Dopo l’ubriacatura hi-tec sulla simulazione teorica, un ritorno alla sobrietà con un occhio umano sul presente.
Come molti, Matt Bellamy ha passato gli ultimi mesi segregato in casa. Invece di fare il pane o dedicarsi a dirette stucchevoli ha preferito scrivere un pezzo, riportando la sua penna a vette compositive che da molto, troppo tempo venivano ormai solo sfiorate dai Muse.

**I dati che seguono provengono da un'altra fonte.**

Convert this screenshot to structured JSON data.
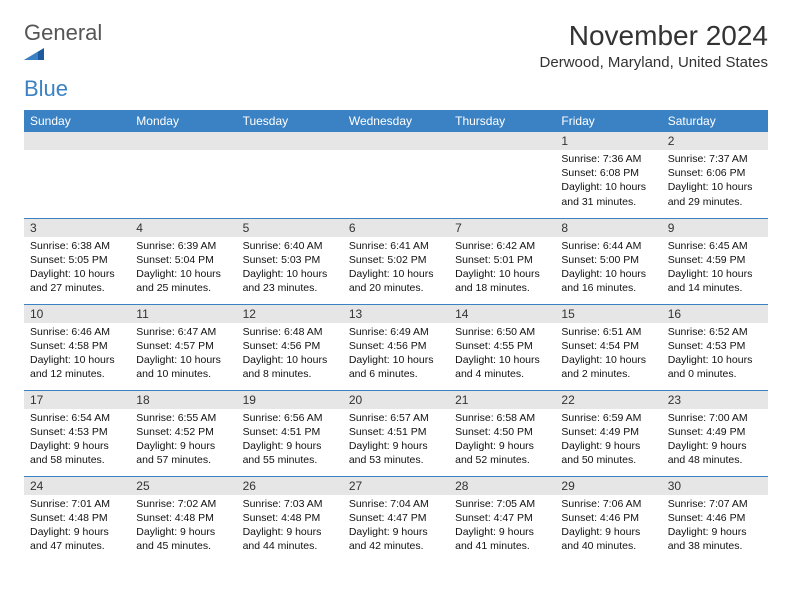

In un momento storico in cui l’individuo in quanto essere è irrinunciabilmente lasciato solo, circondato da una massa pusillanime nel suo essere chiassosa, il grido sussurrato di Tomorrow’s World regala conforto. Poche parole poste su note drammatiche che dialogano con aperture ariose, seguendo il gioco domanda/risposta del testo per un risultato che travalica il formale e si concentra sul lato emotivo in modo terribilmente efficace. Un po’ come sentirsi abbracciati mentre si è chiusi in casa da soli.
Non tornerà tutto come prima. Non saremo migliori. Ma potremo ricominciare a lavorare su noi stessi, e solo dopo aver fatto i conti con ciò che siamo davvero si potrà ipotizzare un concetto futuro di società diversa rispetto a quella che ci hanno sempre detto essere giusta.
Il lockdown forzato ha tirato fuori da Bellamy il meglio che c’è in lui, che è in fondo ciò che ha reso la sua carriera con i Muse qualcosa di cui essere orgogliosi: riuscire a trasferire in musica e parole sentimenti e concetti difficilmente descrivibili in altro modo.
Insieme a ben pochi altri brani di questo periodo, una fotografia che parla di oggi ma – e qui sta la sua forza – talmente in primo piano da risultare universalmente senza tempo. Voce, pianoforte e archi, probabilmente sintetici. Quanto basta per colpire al cuore.